Azerbaijan’s national icon in the marine and offshore industry, the Baku Shipyard, last week introduced the first oil tanker and ferry of local production that will be used on the Caspian Sea.
“The tanker is 141 meters long and 16.9 meters wide. The weight of the ship is 7875 tons,” Rauf Veliyev, chairman of the Azerbaijan Caspian Sea Shipping Company, told President Ilham Aliyev, who attended the tanker’s commissioning at the Baku Shipyard on December 13.
“[This is] a Volga-Don MAX project. It is a tanker that is able to cross the Volga-Don River and has a maximum carrying capacity,” the chairman said, according to remarks posted to the president’s official website. “Unlike others, it has the capacity to pass over this canal with a load capacity of more than 4-5 thousand tons. . . with a maximum load of 5,600 tons.”
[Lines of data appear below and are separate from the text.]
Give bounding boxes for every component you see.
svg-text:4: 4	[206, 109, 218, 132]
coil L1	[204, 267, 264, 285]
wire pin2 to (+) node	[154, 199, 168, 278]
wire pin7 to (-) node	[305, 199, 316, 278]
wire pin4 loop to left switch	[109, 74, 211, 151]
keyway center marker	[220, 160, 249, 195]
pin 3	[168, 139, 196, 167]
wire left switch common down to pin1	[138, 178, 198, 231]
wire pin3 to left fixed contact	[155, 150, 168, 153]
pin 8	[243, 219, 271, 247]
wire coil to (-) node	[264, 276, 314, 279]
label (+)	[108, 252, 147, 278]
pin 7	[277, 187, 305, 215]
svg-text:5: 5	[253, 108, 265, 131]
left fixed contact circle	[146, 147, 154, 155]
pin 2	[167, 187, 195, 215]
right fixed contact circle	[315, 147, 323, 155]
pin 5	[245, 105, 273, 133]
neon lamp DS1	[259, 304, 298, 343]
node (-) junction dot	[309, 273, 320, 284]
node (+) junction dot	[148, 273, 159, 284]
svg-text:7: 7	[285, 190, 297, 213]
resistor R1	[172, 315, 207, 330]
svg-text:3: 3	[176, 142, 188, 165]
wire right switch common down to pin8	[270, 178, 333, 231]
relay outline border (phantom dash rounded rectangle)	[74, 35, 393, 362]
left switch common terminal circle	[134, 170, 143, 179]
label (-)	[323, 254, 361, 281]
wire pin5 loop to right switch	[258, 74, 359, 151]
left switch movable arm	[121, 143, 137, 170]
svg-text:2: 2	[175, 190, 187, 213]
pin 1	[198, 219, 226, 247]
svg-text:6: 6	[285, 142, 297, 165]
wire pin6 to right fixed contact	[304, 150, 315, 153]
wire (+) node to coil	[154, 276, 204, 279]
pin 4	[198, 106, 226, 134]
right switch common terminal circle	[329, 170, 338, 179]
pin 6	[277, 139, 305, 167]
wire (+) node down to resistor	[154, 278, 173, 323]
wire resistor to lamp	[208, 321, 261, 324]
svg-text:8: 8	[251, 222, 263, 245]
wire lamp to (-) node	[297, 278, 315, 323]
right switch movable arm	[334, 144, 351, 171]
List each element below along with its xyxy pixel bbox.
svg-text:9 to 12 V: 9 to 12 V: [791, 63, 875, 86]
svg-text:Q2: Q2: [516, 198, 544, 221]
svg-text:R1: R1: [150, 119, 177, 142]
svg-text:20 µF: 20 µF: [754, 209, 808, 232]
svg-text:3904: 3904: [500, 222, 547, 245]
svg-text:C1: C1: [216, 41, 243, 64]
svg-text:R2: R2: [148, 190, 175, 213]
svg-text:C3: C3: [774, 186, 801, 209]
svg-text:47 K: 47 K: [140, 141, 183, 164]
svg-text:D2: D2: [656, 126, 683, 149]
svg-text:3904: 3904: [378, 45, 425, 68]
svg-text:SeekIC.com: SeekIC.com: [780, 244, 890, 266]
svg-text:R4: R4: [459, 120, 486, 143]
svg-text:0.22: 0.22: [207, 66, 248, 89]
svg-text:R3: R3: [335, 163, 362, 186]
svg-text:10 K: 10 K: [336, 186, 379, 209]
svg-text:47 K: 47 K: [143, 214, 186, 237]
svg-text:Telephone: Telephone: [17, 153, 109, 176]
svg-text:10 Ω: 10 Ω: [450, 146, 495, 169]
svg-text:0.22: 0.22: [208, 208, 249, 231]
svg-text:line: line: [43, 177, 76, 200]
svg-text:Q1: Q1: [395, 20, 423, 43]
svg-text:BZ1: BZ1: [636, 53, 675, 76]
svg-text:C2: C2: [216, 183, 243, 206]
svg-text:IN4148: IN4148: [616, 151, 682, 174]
The crude oil tanker was named “Lachin” in honor of a region located around the Nagorno-Karabakh region of Azerbaijan. Both Nagorno-Karabakh region and Lachin district, along with six other districts of the country, were occupied by Armenia during a full-scale war that lasted from 1991 until a ceasefire deal in 1994. All the regions remain under Armenia’s occupation, despite four UN Security Council Resolutions that call for an immediate withdrawal of forces.
Lachin’s construction was completed by the Baku Shipyard team in two years. The self-propelled tanker contains six cargo tanks for transporting crude oil and petroleum products, including gasoline. As one of 20 crude oil tankers belonging to Azerbaijan’s maritime fleet, Lachin will, for the first time, transport liquefied cargo via the Volga-Don and Volga-Baltic canals to marine basins located outside the Caspian Sea region.
The one and only ferry operator on the Caspian Sea, Azerbaijan Caspian Sea Shipping Company, owns the largest marine fleet in the Caspian basin, where fleets from Russia, Kazakhstan, Iran and Turkmenistan are also stationed. Azerbaijan’s fleet is comprised of more than 200 vessels, including 20 tankers, 13 ferries, 15 universal dry cargo ships, two roll on-roll off cargo type vessels, as well as one technical vessel and one floating workshop. Currently, 14 ships from Azerbaijan Caspian Sea Shipping Company float in international waters.
The launch of Lachin was not the only milestone in Azerbaijani shipbuilding and commissioning last week. Baku Shipyard also introduced the first ferry to be built under the “Made in Azerbaijan” brand.
A ferry vessel named “Azerbaijan” was also launched. As a roll on-roll off and passenger ferry, it can carry 50 railway cars, 50 TIR trucks and 100 passengers. The state-of-the-art boat was designed based on a project provided by Ukraine’s Odesa Marine Engineering Bureau and is available primarily for short international voyages.
Azerbaijani officials in Baku are hoping to leverage the country’s strategic location between Europe and Asia and make it an integral part of the Trans-Caspian International Transport Route (TITR). Vessels such as “Lachin” and “Azerbaijan” are expected to help make this vision a reality, and contribute to increased commerce between Europe and China, in particular.